Si elle a encore besoin d’argent, elle peut appeler la banque, pas moi”, lança Maria, supprimant le numéro de sa belle-mère de son téléphone.
« Tu exagères », grimaça Alexey.
« J’exagère ? » Maria se leva, ajustant son t-shirt. « Souvenons-nous alors. Il y a deux ans, j’économisais pour des cours — elle est tombée malade. Il y a six mois, je voulais m’enregistrer comme auto-entrepreneuse — son réfrigérateur est tombé en panne. Et maintenant, je veux acheter une voiture. Et qu’est-ce qui se passe ? De nouveau, elle est une pauvre victime du capitalisme. Avec une dette que, pour une raison inconnue, c’est son fils qui doit payer. Donc moi. »
« Ce n’est pas si simple », marmonna-t-il. « Elle n’a vraiment personne d’autre que nous. »

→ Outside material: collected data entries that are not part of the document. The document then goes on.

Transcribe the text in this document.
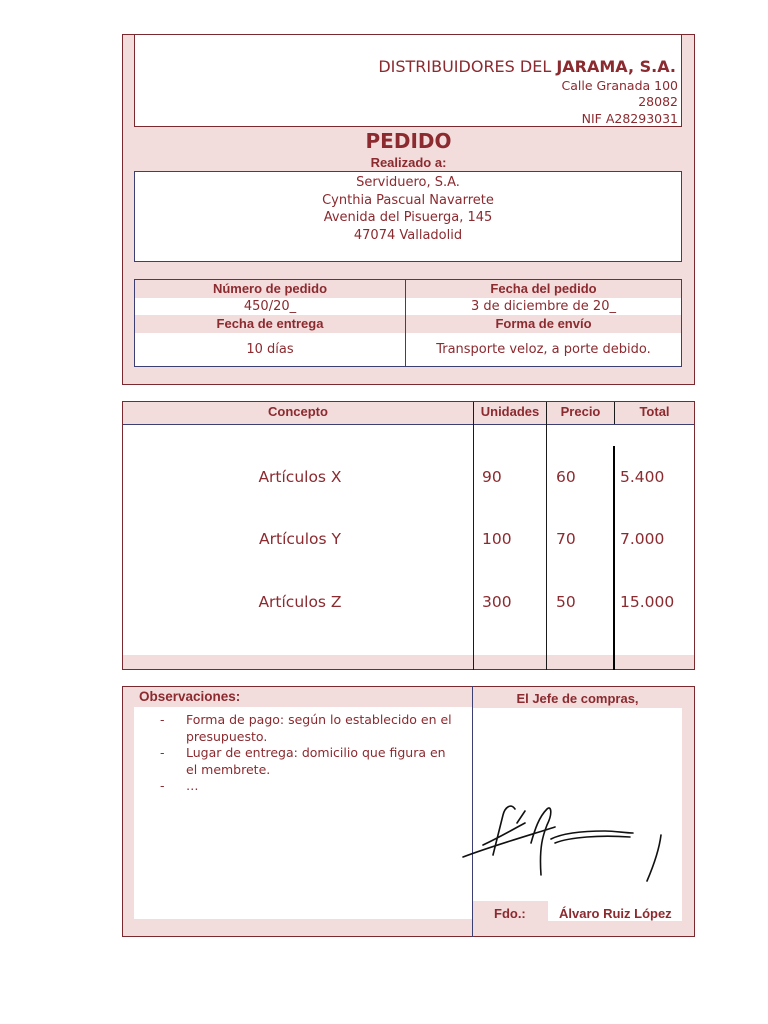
DISTRIBUIDORES DEL JARAMA, S.A.
Calle Granada 100
28082
NIF A28293031
PEDIDO
Realizado a:
Serviduero, S.A.
Cynthia Pascual Navarrete
Avenida del Pisuerga, 145
47074 Valladolid
Número de pedido	Fecha del pedido
450/20_	3 de diciembre de 20_
Fecha de entrega	Forma de envío
10 días	Transporte veloz, a porte debido.
Concepto	Unidades	Precio	Total
Artículos X	90	60	5.400
Artículos Y	100	70	7.000
Artículos Z	300	50	15.000
Observaciones:
- Forma de pago: según lo establecido en el presupuesto.
- Lugar de entrega: domicilio que figura en el membrete.
- …
El Jefe de compras,
Fdo.:	Álvaro Ruiz López
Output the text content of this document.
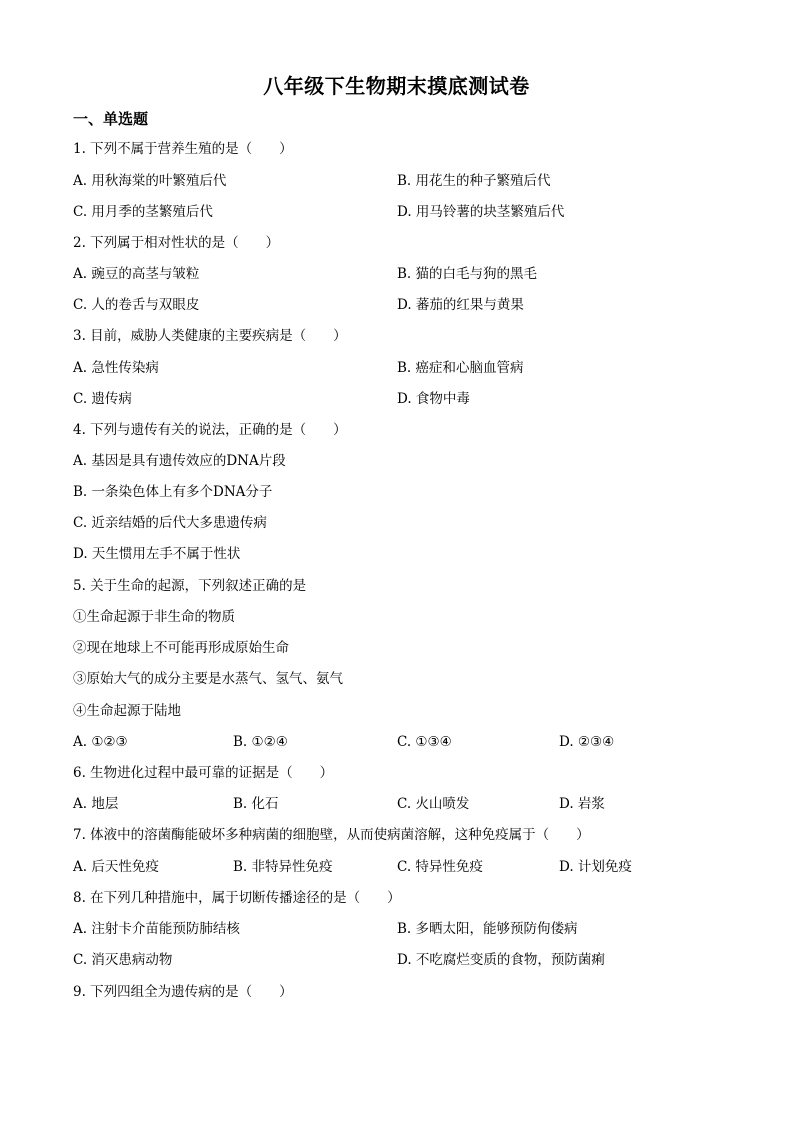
八年级下生物期末摸底测试卷
一、单选题
1. 下列不属于营养生殖的是（　　）
A. 用秋海棠的叶繁殖后代	B. 用花生的种子繁殖后代
C. 用月季的茎繁殖后代	D. 用马铃薯的块茎繁殖后代
2. 下列属于相对性状的是（　　）
A. 豌豆的高茎与皱粒	B. 猫的白毛与狗的黑毛
C. 人的卷舌与双眼皮	D. 蕃茄的红果与黄果
3. 目前，威胁人类健康的主要疾病是（　　）
A. 急性传染病	B. 癌症和心脑血管病
C. 遗传病	D. 食物中毒
4. 下列与遗传有关的说法，正确的是（　　）
A. 基因是具有遗传效应的DNA片段
B. 一条染色体上有多个DNA分子
C. 近亲结婚的后代大多患遗传病
D. 天生惯用左手不属于性状
5. 关于生命的起源，下列叙述正确的是
①生命起源于非生命的物质
②现在地球上不可能再形成原始生命
③原始大气的成分主要是水蒸气、氢气、氨气
④生命起源于陆地
A. ①②③	B. ①②④	C. ①③④	D. ②③④
6. 生物进化过程中最可靠的证据是（　　）
A. 地层	B. 化石	C. 火山喷发	D. 岩浆
7. 体液中的溶菌酶能破坏多种病菌的细胞壁，从而使病菌溶解，这种免疫属于（　　）
A. 后天性免疫	B. 非特异性免疫	C. 特异性免疫	D. 计划免疫
8. 在下列几种措施中，属于切断传播途径的是（　　）
A. 注射卡介苗能预防肺结核	B. 多晒太阳，能够预防佝偻病
C. 消灭患病动物	D. 不吃腐烂变质的食物，预防菌痢
9. 下列四组全为遗传病的是（　　）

« Elle n’a personne parce qu’elle a brûlé tout le monde dans son crématorium émotionnel », Maria s’approcha de la fenêtre. « Ses amies se sont enfuies parce qu’il est impossible d’écouter les histoires sur son fils en or sans calmants. Sa famille a disparu parce que, Dieu me pardonne, elle a même volé les framboisiers des autres datchas — ‘pour des boutures’. Et toi, tu continues à croire qu’elle est pauvre et malchanceuse. »
« Tu ne comprends pas ! » s’exclama Alexey. « Elle m’a élevé toute seule ! Seule, tu comprends ? Sans aide ! Sans homme ! Elle s’est tuée au travail ! »
« Et maintenant, elle pense avoir droit à une compensation à vie », Maria s’approcha, la voix devenue dure. « Et moi, je suis quoi ? Un compte supplémentaire à sa banque ? »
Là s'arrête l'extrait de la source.